Queue data must first be materialized as complete NDJSON or Parquet files by an upstream Queue Materializer. That materializer may be Kafka Connect S3 Sink, Kafka Connect GCS Sink, Flink, Spark Structured Streaming, Vector, Benthos, a cloud-native delivery service, or a custom consumer. Once the file exists, filedge run ingests it exactly like any other file drop.
The rejected alternative is making Filedge a native queue consumer. That would require owning consumer groups, offset commits, rebalance handling, backpressure, process lifetime, poison-message behavior, message decoding, schema registry integration, and broker-specific integration tests. Those concerns are real and important, but they belong in a queue materialization layer. Pulling them into Filedge would blur the product boundary and make the tool compete with established streaming infrastructure instead of strengthening its reliability layer.
By requiring Queue Sources to become Files first, queue-originated data receives the same Content Hash deduplication, strict validation, row-level provenance, retry behavior, and filedge status visibility as API exports, SFTP-landed files, and direct file drops. The Queue Materializer may include topic, partition, and offset range in filenames, object metadata, or sidecar manifests for operator traceability.
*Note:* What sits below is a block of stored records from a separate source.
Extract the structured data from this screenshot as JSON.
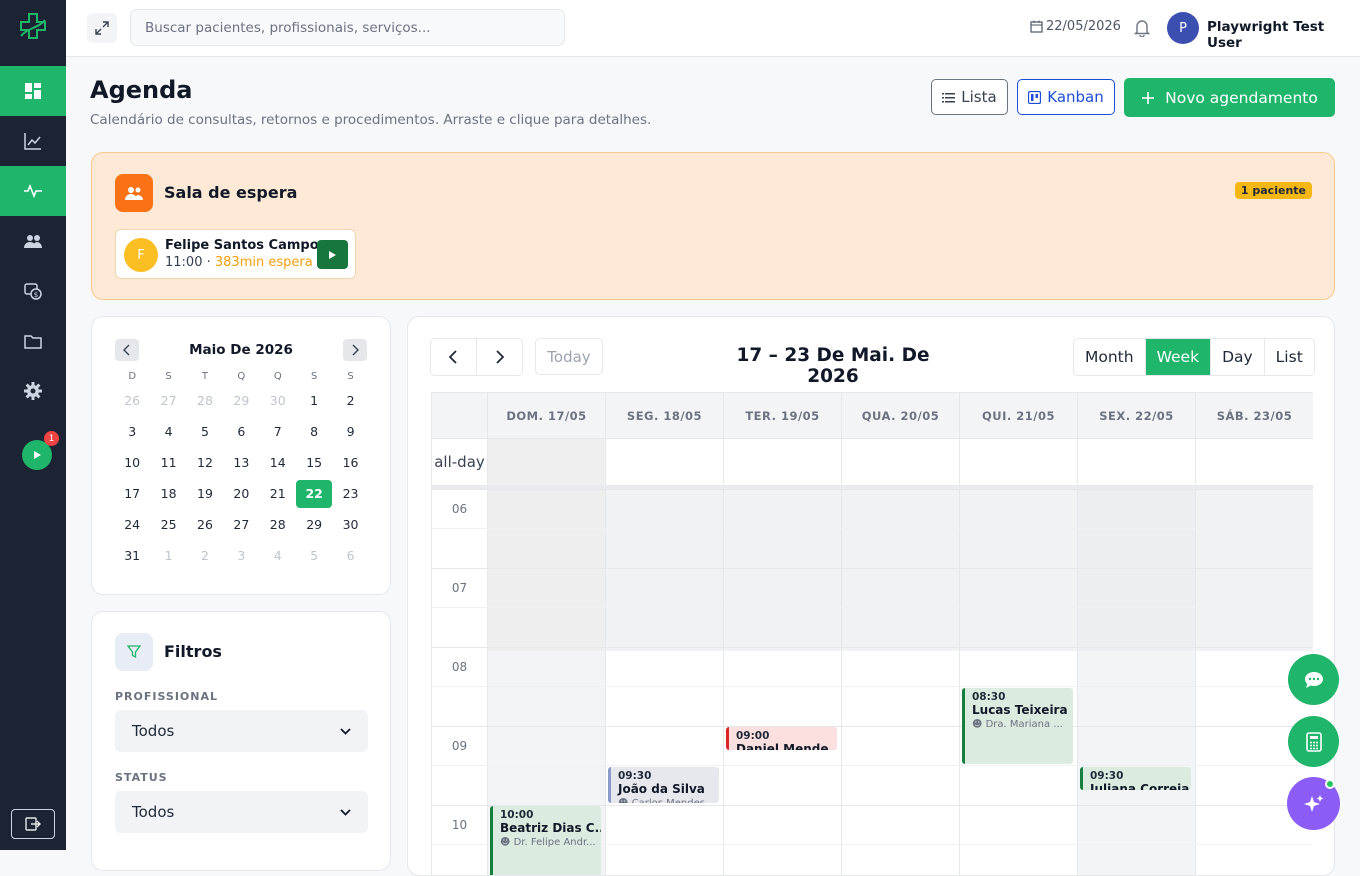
{
  "topbar": {
    "search_placeholder": "Buscar pacientes, profissionais, serviços...",
    "date": "22/05/2026",
    "avatar_initial": "P",
    "user_name": "Playwright Test User"
  },
  "sidebar": {
    "items": [
      {
        "name": "dashboard",
        "icon": "dashboard-icon",
        "active": true
      },
      {
        "name": "reports",
        "icon": "chart-line-icon",
        "active": false
      },
      {
        "name": "agenda",
        "icon": "activity-icon",
        "active": true
      },
      {
        "name": "patients",
        "icon": "users-icon",
        "active": false
      },
      {
        "name": "finance",
        "icon": "money-icon",
        "active": false
      },
      {
        "name": "files",
        "icon": "folder-icon",
        "active": false
      },
      {
        "name": "settings",
        "icon": "gear-icon",
        "active": false
      }
    ],
    "play_badge": "1"
  },
  "header": {
    "title": "Agenda",
    "subtitle": "Calendário de consultas, retornos e procedimentos. Arraste e clique para detalhes.",
    "lista_label": "Lista",
    "kanban_label": "Kanban",
    "novo_label": "Novo agendamento"
  },
  "waiting_room": {
    "title": "Sala de espera",
    "badge": "1 paciente",
    "patient": {
      "initial": "F",
      "name": "Felipe Santos Campos",
      "time": "11:00 · ",
      "wait": "383min espera"
    }
  },
  "mini_calendar": {
    "title": "Maio De 2026",
    "weekdays": [
      "D",
      "S",
      "T",
      "Q",
      "Q",
      "S",
      "S"
    ],
    "weeks": [
      [
        "26",
        "27",
        "28",
        "29",
        "30",
        "1",
        "2"
      ],
      [
        "3",
        "4",
        "5",
        "6",
        "7",
        "8",
        "9"
      ],
      [
        "10",
        "11",
        "12",
        "13",
        "14",
        "15",
        "16"
      ],
      [
        "17",
        "18",
        "19",
        "20",
        "21",
        "22",
        "23"
      ],
      [
        "24",
        "25",
        "26",
        "27",
        "28",
        "29",
        "30"
      ],
      [
        "31",
        "1",
        "2",
        "3",
        "4",
        "5",
        "6"
      ]
    ],
    "selected": "22"
  },
  "filters": {
    "title": "Filtros",
    "profissional_label": "PROFISSIONAL",
    "profissional_value": "Todos",
    "status_label": "STATUS",
    "status_value": "Todos"
  },
  "calendar": {
    "today_label": "Today",
    "title": "17 – 23 De Mai. De 2026",
    "views": [
      "Month",
      "Week",
      "Day",
      "List"
    ],
    "active_view": "Week",
    "allday_label": "all-day",
    "days": [
      "DOM. 17/05",
      "SEG. 18/05",
      "TER. 19/05",
      "QUA. 20/05",
      "QUI. 21/05",
      "SEX. 22/05",
      "SÁB. 23/05"
    ],
    "hours": [
      "06",
      "07",
      "08",
      "09",
      "10"
    ],
    "events": [
      {
        "day": 4,
        "start": "08:30",
        "end": "09:30",
        "time": "08:30",
        "name": "Lucas Teixeira ...",
        "detail": "Dra. Mariana ...",
        "bg": "#dcebe0",
        "border": "#15803d"
      },
      {
        "day": 2,
        "start": "09:00",
        "end": "09:20",
        "time": "09:00",
        "name": "Daniel Mende...",
        "detail": "",
        "bg": "#fbe0df",
        "border": "#dc2626"
      },
      {
        "day": 1,
        "start": "09:30",
        "end": "10:00",
        "time": "09:30",
        "name": "João da Silva",
        "detail": "Carlos Mendes",
        "bg": "#e7e8ee",
        "border": "#8b9bc9"
      },
      {
        "day": 5,
        "start": "09:30",
        "end": "09:50",
        "time": "09:30",
        "name": "Juliana Correia",
        "detail": "",
        "bg": "#dcebe0",
        "border": "#15803d"
      },
      {
        "day": 0,
        "start": "10:00",
        "end": "11:00",
        "time": "10:00",
        "name": "Beatriz Dias C...",
        "detail": "Dr. Felipe Andr...",
        "bg": "#dcebe0",
        "border": "#15803d"
      }
    ]
  },
  "colors": {
    "accent": "#1fb56a",
    "sidebar": "#1c2333",
    "waiting": "#fde9d6"
  }
}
Filedge still treats the materialized file bytes as the atomic unit of work.
Considered Options
- External Queue Materializer writes files, Filedge ingests files: keeps Filedge focused on reliable file ingestion while letting mature queue tools own consumer semantics.
- Native
filedge consumewith Drain trigger: preserves a scheduled operational model, but still requires Kafka/SQS/Kinesis client dependencies, offset state, rebalance handling, poison-message policy, and long-running-process edge cases. - Native continuous consumer: lower latency, but turns Filedge into an always-on service requiring process management, liveness checks, backpressure handling, and shutdown semantics.
- Destination-direct queue sinks: simple for some warehouses, but bypasses Filedge's uniform audit, Content Hash deduplication, strict validation, and row-level provenance model.